Persediaan Beras Bulog Maluku Mencapai 11.600 Ton, Cukup untuk Penuhi Permintaan Pasar

Antara ยท Rabu, 08 Juli 2020 - 14:14 WIB
Persediaan Beras Bulog Maluku Mencapai 11.600 Ton, Cukup untuk Penuhi Permintaan Pasar
Ilustrasi beras di gudang Bulog. (Foto: Istimewa)

AMBON, iNews.id – Persediaan beras Perum Bulog Divre Maluku mencapai 11.600 ton. Jumlah ini masuk kategori aman dan mampu memenuhi permintaan pasar di Provinsi Maluku dan Maluku Utara (Malut).

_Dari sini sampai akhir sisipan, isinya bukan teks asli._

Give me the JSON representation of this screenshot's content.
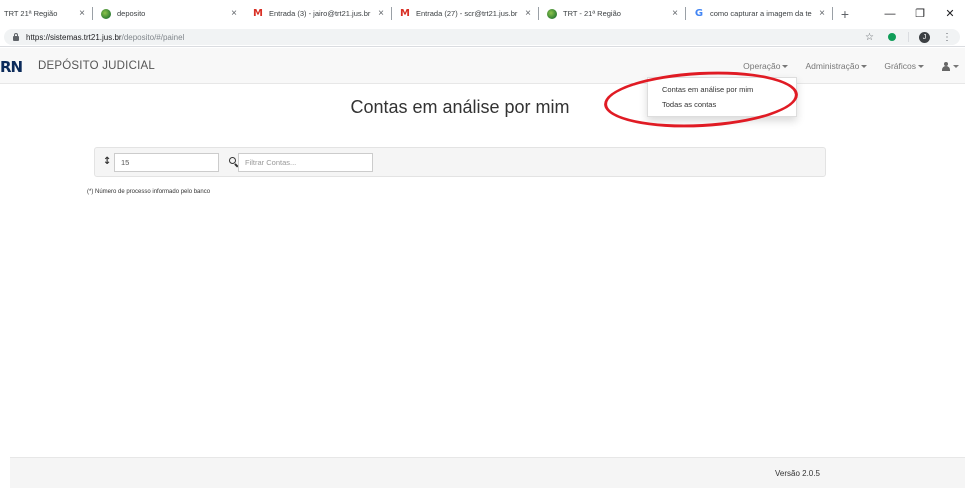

Kepala Perum Bulog Divre Maluku, Muhammad Taufiq mengatakan, beras di gudang Ambon berjumlah 4.400 ton, Kota Tual 1.600 ton, Kota Saumlakki, Kabupaten Kepulauan Tanimbar sebanyak 1.700, dan di Kota Ternate Provinsi Malut 3.900 ton.

“Stok ini cukup untuk memenuhi permintaan hingga beberapa bulan ke depan," katanya, Rabu (8/7/2020).

Dia menjelaskan, mekanisme pengadaan beras di Bulog ini terbagi dua, daerah yang cukup penghasilan dan daerah minus. Maluku masuk daerah yang minus.

Kalau terjadi kekurangan, maka daerah yang cukup penghasilan seperti Makassar dan Jawa Timur siap untuk menyuplai sesuai permintaan. Hal ini sudah berlangsung selama ini, sesuai dengan hasil evaluasi.

“Jadi daerah yang cukup harus suplai ke daerah yang minus. Jadi kalau terkait dengan ketersediaan beras di Bulog Maluku sekarang ini cukup aman,” katanya.

Dia mengatakan, stok beras harus ada di gudang. Dalam waktu dekat, akan masuk lagi 4.000 ton beras.

Selain pengadaan dari Jawa Timur dan Makassar, Bulog Maluku sekarang ini juga melakukan pembelian beras produksi lokal asal Kabupaten Buru. Saat ini sudah berhasil membeli beras sebanyak 1.300 ton.

Bulog Maluku menargetkan pembelian dari petani di Pulau Buru sebanyak 3.400 ton. Kebetulan, saat ini yang sedang panen di Maluku hanya di Pulau Buru.

"Jadi untuk ketersediaan stok beras di Maluku, Bulog tetap membeli dari Makassar maupun Jawa Timur, sebab ketersediaan beras yang ada di gudang Bulog Maluku juga termasuk dengan beras ketersediaan rawan pangan," kata Muhammad.